その後の質疑応答でもこの件についての質問が出ましたが、大使は、最も重要なことは、チェルノブイリや福島の経験を生かし、今後さらに安全技術を高めることであると強調されました。

講義の最後には、偉大な功績を残したウクライナ人の紹介や観光映像をお見せいただきました。
ウクライナにルーツを持つ有名人やスポーツ選手の多さや、日本に似た風景を持つウクライナの自然に親近感を持った学生は多かったのではないでしょうか。

学生との質疑応答では、時間内に指名しきれないほど多くの学生から手が挙がりました。
その中でも大使が良い質問だと繰り返されたのは、「多民族国家であるウクライナでは、どうやって民族間のバランスをとっているのか」という質問でした。大使は、「どんな民族的背景やルーツを持っていようと、皆“ウクライナ人”だと考え、互いに尊重し合うことが重要である」とおっしゃいました。
クリニチ大使は次のご予定がある中、時間をオーバーしてまでも一つ一つの質問に非常に真摯に詳しくお答えくださいました。

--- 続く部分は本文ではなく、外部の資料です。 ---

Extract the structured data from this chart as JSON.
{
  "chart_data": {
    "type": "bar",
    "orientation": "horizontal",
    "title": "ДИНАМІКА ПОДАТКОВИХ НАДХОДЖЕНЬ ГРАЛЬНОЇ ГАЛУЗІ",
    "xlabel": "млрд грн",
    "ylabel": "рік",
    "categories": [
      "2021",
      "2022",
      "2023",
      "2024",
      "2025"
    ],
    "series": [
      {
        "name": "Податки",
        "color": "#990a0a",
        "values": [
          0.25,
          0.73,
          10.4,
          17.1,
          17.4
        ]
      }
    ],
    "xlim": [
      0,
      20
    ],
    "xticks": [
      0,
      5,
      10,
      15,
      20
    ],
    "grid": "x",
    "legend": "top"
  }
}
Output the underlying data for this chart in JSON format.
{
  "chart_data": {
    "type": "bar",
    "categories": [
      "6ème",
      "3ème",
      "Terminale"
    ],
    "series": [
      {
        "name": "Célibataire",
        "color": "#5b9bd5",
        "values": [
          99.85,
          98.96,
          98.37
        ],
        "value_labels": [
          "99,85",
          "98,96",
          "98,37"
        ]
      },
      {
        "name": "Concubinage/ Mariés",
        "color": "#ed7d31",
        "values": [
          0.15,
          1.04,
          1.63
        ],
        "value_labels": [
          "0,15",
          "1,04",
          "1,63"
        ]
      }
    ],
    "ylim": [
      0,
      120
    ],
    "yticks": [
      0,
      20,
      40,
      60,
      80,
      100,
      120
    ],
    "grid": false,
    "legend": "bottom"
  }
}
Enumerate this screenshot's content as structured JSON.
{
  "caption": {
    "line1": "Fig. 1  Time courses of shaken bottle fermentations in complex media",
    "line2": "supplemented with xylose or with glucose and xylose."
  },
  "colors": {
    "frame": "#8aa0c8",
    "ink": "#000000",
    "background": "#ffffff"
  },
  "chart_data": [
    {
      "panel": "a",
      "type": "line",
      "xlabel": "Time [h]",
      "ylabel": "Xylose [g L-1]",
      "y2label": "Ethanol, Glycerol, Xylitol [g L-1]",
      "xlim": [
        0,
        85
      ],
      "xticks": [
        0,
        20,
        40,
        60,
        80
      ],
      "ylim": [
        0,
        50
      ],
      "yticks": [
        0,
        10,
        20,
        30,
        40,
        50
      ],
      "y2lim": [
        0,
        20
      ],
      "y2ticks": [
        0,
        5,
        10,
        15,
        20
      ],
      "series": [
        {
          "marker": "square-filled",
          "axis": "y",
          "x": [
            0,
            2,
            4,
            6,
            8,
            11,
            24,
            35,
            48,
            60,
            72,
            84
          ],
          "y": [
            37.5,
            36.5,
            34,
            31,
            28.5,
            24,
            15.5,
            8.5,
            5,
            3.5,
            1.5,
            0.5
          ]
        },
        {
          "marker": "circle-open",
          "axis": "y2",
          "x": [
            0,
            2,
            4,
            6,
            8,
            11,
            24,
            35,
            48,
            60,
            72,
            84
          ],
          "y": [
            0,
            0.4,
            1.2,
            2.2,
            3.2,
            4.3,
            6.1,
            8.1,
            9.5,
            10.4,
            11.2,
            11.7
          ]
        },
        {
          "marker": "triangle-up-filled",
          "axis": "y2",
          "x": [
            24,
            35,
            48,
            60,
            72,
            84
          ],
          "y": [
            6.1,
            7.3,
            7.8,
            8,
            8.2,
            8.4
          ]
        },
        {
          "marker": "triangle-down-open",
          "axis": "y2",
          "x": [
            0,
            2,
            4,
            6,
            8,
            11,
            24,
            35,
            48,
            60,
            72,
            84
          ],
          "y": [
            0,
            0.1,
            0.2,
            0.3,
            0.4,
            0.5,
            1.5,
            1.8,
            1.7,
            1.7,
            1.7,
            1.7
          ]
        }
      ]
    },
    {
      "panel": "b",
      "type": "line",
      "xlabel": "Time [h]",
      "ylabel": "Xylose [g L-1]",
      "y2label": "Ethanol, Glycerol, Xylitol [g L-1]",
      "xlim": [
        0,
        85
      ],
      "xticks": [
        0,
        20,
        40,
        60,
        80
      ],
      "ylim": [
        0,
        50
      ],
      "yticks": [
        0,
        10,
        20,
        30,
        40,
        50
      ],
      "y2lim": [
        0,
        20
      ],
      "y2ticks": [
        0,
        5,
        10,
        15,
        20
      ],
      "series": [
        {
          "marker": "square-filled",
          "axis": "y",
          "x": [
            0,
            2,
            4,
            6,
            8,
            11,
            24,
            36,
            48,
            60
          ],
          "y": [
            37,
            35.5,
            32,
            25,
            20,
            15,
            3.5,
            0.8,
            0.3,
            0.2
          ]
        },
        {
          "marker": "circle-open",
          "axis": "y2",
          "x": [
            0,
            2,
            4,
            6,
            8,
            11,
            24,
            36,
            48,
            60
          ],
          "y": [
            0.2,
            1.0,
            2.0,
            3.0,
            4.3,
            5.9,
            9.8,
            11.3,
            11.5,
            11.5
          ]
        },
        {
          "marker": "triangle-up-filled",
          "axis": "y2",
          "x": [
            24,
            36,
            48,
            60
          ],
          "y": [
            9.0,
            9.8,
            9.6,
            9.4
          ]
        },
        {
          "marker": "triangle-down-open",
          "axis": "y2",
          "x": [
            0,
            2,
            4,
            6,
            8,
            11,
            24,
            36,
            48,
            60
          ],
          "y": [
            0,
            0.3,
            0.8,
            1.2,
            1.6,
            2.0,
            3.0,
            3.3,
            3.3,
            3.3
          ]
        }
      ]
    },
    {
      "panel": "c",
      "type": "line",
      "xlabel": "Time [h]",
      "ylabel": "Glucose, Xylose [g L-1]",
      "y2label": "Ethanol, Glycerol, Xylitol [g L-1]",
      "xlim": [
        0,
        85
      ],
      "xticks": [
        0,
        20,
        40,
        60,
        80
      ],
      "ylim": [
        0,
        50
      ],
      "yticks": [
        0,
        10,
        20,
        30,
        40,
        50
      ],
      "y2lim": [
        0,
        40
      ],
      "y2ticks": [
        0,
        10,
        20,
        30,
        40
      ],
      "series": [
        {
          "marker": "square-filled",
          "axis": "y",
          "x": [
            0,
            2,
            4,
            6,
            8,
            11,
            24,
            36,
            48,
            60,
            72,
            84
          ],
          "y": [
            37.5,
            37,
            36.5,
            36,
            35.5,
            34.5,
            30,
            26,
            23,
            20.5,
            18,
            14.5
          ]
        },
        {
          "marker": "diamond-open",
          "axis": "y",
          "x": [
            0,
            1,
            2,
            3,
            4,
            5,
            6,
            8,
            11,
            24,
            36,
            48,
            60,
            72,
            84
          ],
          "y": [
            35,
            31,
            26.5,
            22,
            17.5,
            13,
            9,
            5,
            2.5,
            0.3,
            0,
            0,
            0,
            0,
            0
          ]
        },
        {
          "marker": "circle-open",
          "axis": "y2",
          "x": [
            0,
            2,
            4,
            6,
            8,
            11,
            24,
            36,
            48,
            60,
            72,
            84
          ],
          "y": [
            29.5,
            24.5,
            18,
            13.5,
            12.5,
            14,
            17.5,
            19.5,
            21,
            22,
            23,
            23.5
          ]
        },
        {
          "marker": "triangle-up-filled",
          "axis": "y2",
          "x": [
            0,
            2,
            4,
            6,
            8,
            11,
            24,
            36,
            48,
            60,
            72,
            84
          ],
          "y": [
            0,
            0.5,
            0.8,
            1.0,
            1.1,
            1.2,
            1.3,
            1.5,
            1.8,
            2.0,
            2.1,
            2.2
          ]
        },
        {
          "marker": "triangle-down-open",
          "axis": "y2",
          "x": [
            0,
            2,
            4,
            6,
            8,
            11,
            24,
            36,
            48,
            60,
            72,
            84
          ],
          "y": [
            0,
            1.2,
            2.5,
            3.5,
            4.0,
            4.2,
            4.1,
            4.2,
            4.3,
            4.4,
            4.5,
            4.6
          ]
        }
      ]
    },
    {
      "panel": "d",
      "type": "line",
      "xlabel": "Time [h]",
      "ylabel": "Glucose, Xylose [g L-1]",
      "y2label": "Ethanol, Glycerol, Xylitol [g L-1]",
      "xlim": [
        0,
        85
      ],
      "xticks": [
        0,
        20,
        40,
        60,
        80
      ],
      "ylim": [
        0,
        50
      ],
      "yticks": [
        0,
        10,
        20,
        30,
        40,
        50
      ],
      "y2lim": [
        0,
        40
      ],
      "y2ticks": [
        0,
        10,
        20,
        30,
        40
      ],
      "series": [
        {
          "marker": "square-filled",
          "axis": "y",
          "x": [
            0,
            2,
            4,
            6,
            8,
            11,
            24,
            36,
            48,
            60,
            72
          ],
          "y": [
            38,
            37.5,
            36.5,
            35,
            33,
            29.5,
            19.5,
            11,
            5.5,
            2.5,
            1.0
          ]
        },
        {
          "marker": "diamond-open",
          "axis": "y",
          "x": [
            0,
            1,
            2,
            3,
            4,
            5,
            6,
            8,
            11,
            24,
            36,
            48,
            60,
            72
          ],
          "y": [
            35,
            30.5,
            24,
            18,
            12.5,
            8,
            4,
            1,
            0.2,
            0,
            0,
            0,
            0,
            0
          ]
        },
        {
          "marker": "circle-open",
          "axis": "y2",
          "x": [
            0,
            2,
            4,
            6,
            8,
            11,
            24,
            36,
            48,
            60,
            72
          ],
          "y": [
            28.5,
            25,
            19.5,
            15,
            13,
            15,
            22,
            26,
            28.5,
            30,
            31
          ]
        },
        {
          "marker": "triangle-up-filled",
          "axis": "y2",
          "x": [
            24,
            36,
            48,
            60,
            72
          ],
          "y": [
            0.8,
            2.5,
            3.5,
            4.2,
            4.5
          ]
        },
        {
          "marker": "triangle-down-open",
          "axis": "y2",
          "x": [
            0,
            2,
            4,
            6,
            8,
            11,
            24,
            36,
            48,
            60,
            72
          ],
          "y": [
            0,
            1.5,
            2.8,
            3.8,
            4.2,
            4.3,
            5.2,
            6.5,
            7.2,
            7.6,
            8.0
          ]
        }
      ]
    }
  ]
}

最後に、大使は今日の講義でウクライナに興味を持った学生のためにと、『多様な世界 ウクライナ‐日本 木造建築』という本を寄贈してくださいました。
今回の講義は学生にとって、ウクライナと日本の多くの共通点を知る機会であったと同時に、エネルギー政策について深く考える良い機会にもなりました。